The Renewable Fuels Association noted that the proposal highlights previous recommendations from the High Octane Low Carbon Alliance (HOLC), of which RFA is a founding member.
EPA writes, “In the meetings with HOLC and the (Fuel Freedom Foundation), the groups advocated for the potential benefits high octane fuels could provide via the blending of non-petroleum feedstocks to increase octane levels available at the pump.
“The groups’ positions on benefits took both a technical approach by suggesting an octane level of 100 is desired for the marketplace, as well as, the benefits from potential increased national energy security by reduced dependencies on foreign petroleum.”
RFA Executive Vice President Geoff Cooper said, “For far too long, the CAFE/GHG program has focused only the effects of engine technologies on fuel efficiency and emissions, while failing to recognize the important role that the fuels themselves play in determining efficiency and emissions impacts.”
“RFA has relentlessly advocated throughout the midterm evaluation process that the impact of fuel properties on efficiency and emissions must be considered, and we provided detailed information showing that high-octane fuels can provide tremendous benefits,” Cooper said.
“We are pleased to see that EPA’s proposal recognizes that high-octane fuels can help enable more efficient engines and reduce GHG emissions, and we believe the agency should use its authority to include high-octane low-carbon fuels as an option available to automakers for meeting more stringent fuel economy and emissions standards in the future.”
The rule is expected to bring legal challenges, especially from California, and was criticized by environmental groups.
Rob Sargent, energy program director for Environment America, said, “How can we justify rolling back the most effective tool we have to address global warming?”

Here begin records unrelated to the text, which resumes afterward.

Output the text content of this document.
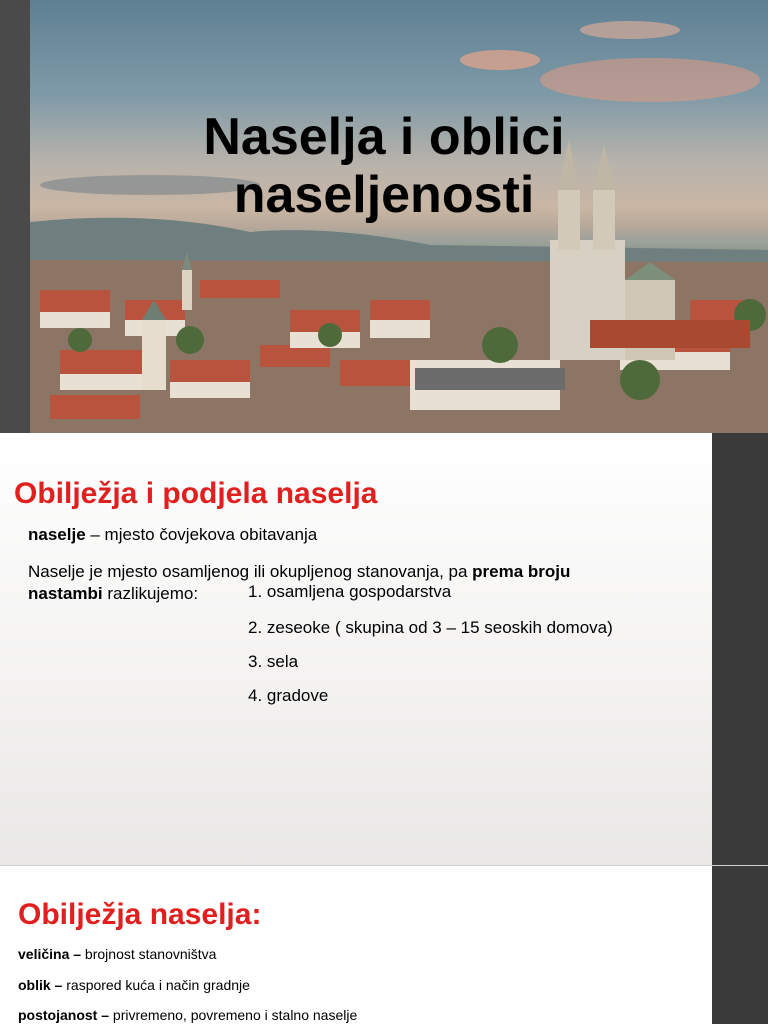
Naselja i oblici
naseljenosti
Obilježja i podjela naselja

naselje – mjesto čovjekova obitavanja

Naselje je mjesto osamljenog ili okupljenog stanovanja, pa prema broju
nastambi razlikujemo:	1. osamljena gospodarstva
2. zeseoke ( skupina od 3 – 15 seoskih domova)
3. sela
4. gradove
Obilježja naselja:

veličina – brojnost stanovništva

oblik – raspored kuća i način gradnje

postojanost – privremeno, povremeno i stalno naselje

“This latest move by the Trump administration means that our cars will continue to pump billions of metric tons of carbon pollution into the atmosphere, further destabilizing the climate and sparking increasingly severe impacts of global warming,” Sargent said. “At our current carbon pollution level, humanity is facing conditions not seen on our planet for more than 400,000 years.”
The EPA will open the rule to the public for a 60-day comment period and will hold public hearings in Washington, Detroit and Los Angeles.